His addition to Marc’s music thus far has been great, as his first time playing with Marc and Maxx (percussion) was in the studio for Marc’s upcoming track Mr. American, which was recorded for Solutions for Dreamers : Season 3 (coming Spring 2010!).  We pretty much knew from the collaboration at the studio that Marc, Maxx, and Yoni were born to play together, and Yoni bass playing at the live shows has really added a new element to Marc’s live sound, which we are all stoked on.

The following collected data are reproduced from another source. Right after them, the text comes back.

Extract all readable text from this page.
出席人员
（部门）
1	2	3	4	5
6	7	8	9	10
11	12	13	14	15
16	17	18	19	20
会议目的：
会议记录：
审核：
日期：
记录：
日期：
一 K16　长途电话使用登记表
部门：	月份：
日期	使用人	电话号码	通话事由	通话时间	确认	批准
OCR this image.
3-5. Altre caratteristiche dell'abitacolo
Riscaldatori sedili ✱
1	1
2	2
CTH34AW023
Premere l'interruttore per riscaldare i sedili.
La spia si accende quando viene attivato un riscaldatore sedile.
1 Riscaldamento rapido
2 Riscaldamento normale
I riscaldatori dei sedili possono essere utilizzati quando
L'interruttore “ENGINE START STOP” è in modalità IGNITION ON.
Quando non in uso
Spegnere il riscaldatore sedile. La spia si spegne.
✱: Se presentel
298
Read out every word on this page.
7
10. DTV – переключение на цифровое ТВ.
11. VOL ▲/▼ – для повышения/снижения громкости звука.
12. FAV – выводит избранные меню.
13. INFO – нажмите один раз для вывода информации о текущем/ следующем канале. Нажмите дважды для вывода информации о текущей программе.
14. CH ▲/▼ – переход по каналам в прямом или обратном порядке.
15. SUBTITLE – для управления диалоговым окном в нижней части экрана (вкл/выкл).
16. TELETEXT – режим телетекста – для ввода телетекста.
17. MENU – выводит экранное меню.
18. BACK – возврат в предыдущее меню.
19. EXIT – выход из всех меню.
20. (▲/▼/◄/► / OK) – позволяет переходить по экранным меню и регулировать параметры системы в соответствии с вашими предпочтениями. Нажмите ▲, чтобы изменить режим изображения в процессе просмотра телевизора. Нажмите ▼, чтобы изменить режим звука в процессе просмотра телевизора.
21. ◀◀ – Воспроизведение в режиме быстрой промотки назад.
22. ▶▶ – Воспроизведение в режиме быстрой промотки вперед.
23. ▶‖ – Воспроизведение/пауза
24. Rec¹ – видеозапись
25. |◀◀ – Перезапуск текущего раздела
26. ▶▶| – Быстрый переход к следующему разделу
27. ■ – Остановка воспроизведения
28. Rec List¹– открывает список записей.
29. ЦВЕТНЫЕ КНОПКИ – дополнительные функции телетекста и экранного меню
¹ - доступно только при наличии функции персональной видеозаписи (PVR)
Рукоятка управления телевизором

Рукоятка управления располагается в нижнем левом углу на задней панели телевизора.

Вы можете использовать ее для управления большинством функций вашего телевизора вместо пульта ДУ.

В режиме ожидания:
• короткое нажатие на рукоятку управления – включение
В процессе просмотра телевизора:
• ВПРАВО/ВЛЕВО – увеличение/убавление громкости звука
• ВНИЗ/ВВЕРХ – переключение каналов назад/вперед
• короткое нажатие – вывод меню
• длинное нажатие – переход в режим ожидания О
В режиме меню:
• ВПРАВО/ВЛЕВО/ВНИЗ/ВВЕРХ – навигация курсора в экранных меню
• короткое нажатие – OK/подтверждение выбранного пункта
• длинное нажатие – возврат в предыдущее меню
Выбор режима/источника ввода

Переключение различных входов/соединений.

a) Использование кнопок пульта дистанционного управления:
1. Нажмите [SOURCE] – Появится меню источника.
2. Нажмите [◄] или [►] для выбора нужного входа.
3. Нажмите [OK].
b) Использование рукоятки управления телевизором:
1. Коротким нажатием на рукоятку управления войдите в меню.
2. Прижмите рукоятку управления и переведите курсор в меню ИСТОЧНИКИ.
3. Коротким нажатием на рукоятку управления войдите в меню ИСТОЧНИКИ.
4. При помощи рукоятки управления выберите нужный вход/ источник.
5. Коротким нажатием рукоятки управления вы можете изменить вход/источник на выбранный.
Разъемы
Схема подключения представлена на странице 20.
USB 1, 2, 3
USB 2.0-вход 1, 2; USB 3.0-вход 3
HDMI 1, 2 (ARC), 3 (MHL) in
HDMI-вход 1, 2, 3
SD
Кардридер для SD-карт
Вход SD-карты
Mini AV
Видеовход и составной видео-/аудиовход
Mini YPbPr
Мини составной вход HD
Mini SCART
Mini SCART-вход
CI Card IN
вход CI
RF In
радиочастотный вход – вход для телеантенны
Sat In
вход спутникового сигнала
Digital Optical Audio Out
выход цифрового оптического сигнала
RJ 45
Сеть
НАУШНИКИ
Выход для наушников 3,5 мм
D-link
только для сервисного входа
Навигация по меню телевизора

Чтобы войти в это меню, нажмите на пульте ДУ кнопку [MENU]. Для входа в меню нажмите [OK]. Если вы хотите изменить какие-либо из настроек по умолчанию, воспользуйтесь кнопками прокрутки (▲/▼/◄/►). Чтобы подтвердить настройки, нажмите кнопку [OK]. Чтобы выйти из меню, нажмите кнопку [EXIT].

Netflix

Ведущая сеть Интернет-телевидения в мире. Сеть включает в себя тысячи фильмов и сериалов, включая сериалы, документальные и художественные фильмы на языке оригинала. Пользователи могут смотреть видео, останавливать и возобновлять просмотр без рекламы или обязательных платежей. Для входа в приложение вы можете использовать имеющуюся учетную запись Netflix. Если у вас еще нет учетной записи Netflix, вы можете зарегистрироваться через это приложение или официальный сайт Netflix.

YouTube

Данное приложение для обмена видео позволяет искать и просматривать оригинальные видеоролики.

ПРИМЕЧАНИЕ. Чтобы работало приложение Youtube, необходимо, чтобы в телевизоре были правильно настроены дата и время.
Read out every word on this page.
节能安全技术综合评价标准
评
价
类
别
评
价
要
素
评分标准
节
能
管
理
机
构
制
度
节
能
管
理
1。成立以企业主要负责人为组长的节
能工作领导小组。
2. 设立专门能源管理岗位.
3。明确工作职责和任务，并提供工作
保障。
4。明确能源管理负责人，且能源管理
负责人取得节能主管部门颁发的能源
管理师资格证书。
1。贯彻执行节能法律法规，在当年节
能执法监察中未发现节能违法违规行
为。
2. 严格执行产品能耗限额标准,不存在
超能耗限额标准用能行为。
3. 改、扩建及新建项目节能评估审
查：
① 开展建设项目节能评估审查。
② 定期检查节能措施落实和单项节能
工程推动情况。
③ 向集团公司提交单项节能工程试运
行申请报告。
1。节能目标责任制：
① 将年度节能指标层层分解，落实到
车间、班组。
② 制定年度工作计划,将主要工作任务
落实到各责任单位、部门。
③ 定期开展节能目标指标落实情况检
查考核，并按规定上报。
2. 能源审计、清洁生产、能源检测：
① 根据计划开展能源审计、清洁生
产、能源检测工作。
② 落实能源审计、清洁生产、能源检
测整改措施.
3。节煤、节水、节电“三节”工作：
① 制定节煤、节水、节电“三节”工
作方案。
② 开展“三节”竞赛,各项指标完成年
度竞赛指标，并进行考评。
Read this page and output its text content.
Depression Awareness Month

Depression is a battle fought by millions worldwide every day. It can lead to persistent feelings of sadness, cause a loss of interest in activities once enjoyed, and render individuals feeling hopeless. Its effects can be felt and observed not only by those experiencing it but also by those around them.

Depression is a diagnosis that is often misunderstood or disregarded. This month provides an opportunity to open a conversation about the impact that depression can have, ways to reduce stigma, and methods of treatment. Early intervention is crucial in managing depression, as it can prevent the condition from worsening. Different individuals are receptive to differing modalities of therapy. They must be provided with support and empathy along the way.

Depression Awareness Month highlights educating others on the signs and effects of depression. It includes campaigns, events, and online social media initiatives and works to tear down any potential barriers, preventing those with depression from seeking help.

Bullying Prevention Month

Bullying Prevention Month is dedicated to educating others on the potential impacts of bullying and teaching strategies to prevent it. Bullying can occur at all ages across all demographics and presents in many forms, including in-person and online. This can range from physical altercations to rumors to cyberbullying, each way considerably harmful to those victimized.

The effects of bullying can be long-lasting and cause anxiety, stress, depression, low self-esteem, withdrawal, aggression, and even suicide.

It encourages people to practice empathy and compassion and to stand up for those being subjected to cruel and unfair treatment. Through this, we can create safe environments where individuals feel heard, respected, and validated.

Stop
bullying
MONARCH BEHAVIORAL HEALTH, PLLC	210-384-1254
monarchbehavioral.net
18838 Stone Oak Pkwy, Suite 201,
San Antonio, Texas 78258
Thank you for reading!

We have some video coming soon of the new band playing together, but for now..

Meet Yoni Berk:
Yoni with Rochelle Ballard
Yoni with Pro Surfer Rochelle Ballard

Oniric Records: Who the eff are you?
Yoni Berk: I was raised in the San Francisco Bay Area to two Rabbis, and I moved to Santa Barbara to play music, philosophize on life, and teach.

What do you always have with you in your pocket? 
David Alper’s dredlock.

How long have you and Marc been playing together?
We started playing together in November, but it feels like forever.

Most Life-Changing Music Moment? 
Listening to Yankee Hotel Foxtrot by Wilco for the first time. I lied down in my bathtub fully clothed, no water, and put on headphones. Try this remedy. What Jeff Tweedy and Jay Bennett were able to accomplish with this work will forever stay with me. I also recommend doing this with any Gomez or Animal Collective album.

What are you listening to these days? 
Well the list goes on and on. I’ve been trying to collect a lot of Israeli, African, and South American 1960’s pop/surf rock. Its been a blast so far being inspired by these genres.